Mobile Depth Sensing Using Spectral Segmentation
Find Innovative SolutionsGenerate Solutions
Solution Overview
Problem
Existing depth sensing cameras on mobile devices face challenges such as interference from ambient light, declining precision with distance, noise, and light interference, making accurate object dimensioning difficult and requiring expensive components.
Innovation Solution
A hybrid device combining a digital camera and a depth sensing device, with a dimensioning processor that acquires digital images and depth data, segments shapes, associates segments with objects, and computes dimensions using depth data, filtering noise and correcting distortions to provide precise measurements.

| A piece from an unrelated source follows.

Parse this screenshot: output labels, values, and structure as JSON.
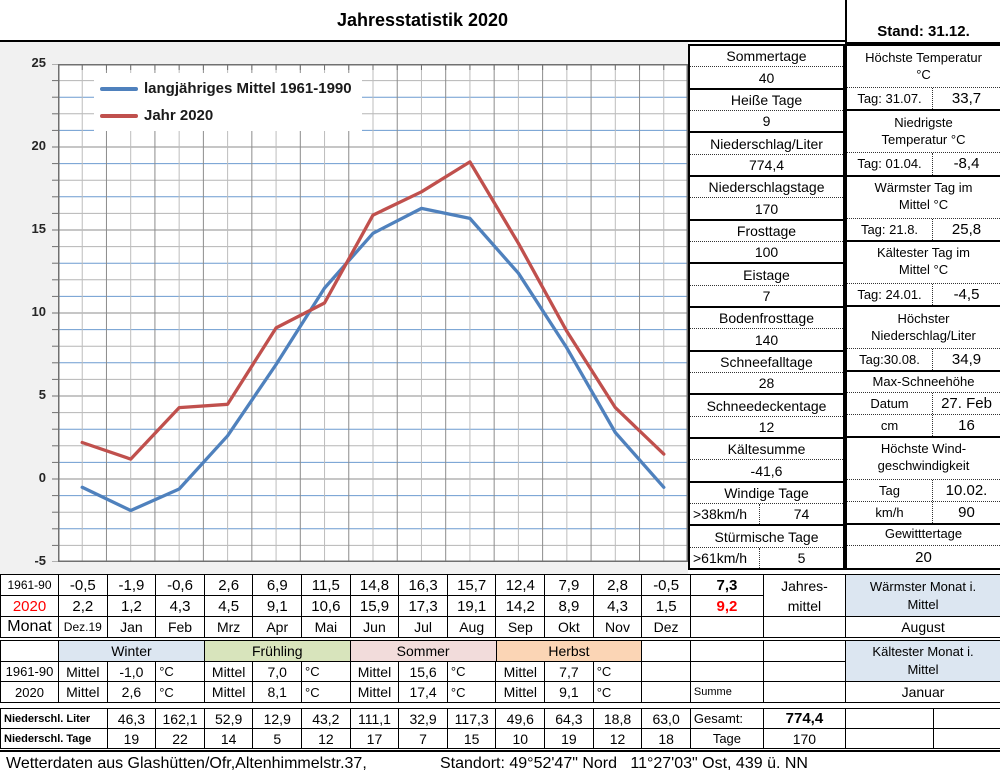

Engineering Contradictions & Design Principles
Engineering Contradiction Analysis
1Measurement precision
If depth sensing cameras use structured light, then depth measurement capability is achieved, but precision declines with distance and ambient light interference occurs
Solution Approach 1:
The patent segments the depth sensing process into multiple wavelength channels (e.g., 7 wavelengths from 730nm to 1060nm). By dividing the spectral range into discrete segments, the system can selectively measure and subtract ambient light contributions at each wavelength, thereby maintaining precision while operating in various lighting conditions.
Solution Approach 2:
The patent introduces spectral information as an intermediary medium between the structured light projection and depth calculation. By analyzing the spectral characteristics of reflected light across multiple wavelengths, the system can distinguish between projected structured light and ambient light, enabling precise depth measurement even in challenging lighting environments.
2Measurement precision
If depth sensing cameras use structured light, then depth data can be acquired, but expensive ASIC components are required for processing
Solution Approach 1:
The patent replaces complex dedicated ASIC hardware with a software-based spectral analysis approach using standard camera sensors. By utilizing the camera's existing spectral response characteristics and applying computational algorithms to analyze multi-wavelength images, the system achieves accurate depth measurement without requiring expensive application-specific integrated circuits.
Solution Approach 2:
The patent enables standard digital camera sensors to perform multiple functions: capturing visible light images for color information and simultaneously capturing spectral information for depth measurement. This multi-functionality eliminates the need for dedicated depth sensing hardware, reducing device complexity and cost while maintaining measurement accuracy.
3Measurement precision
If stereo cameras are used for dimensioning, then depth information can be obtained, but a significant baseline is required and low light degradation occurs
Solution Approach 1:
The patent transitions from spatial baseline separation (stereo vision requiring physical distance between cameras) to spectral dimension separation. By using multiple wavelength channels instead of multiple spatially separated sensors, the system achieves depth measurement capability with a single camera, eliminating the baseline requirement and improving low-light performance through spectral analysis.
Data Source
AI summary
A device and method of dimensioning using digital images and depth data is provided. The device includes a camera and a depth sensing device whose fields of view generally overlap. Segments of shapes belonging to an object identified in a digital image from the camera are identified. Based on respective depth data, from the depth sensing device, associated with each of the segments of the shapes belonging to the object, it is determined whether each of the segments is associated with a same shape belonging to the object. Once all the segments are processed to determine their respective associations with the shapes of the object in the digital image, dimensions of the object are computed based on the respective depth data and the respective associations of the shapes.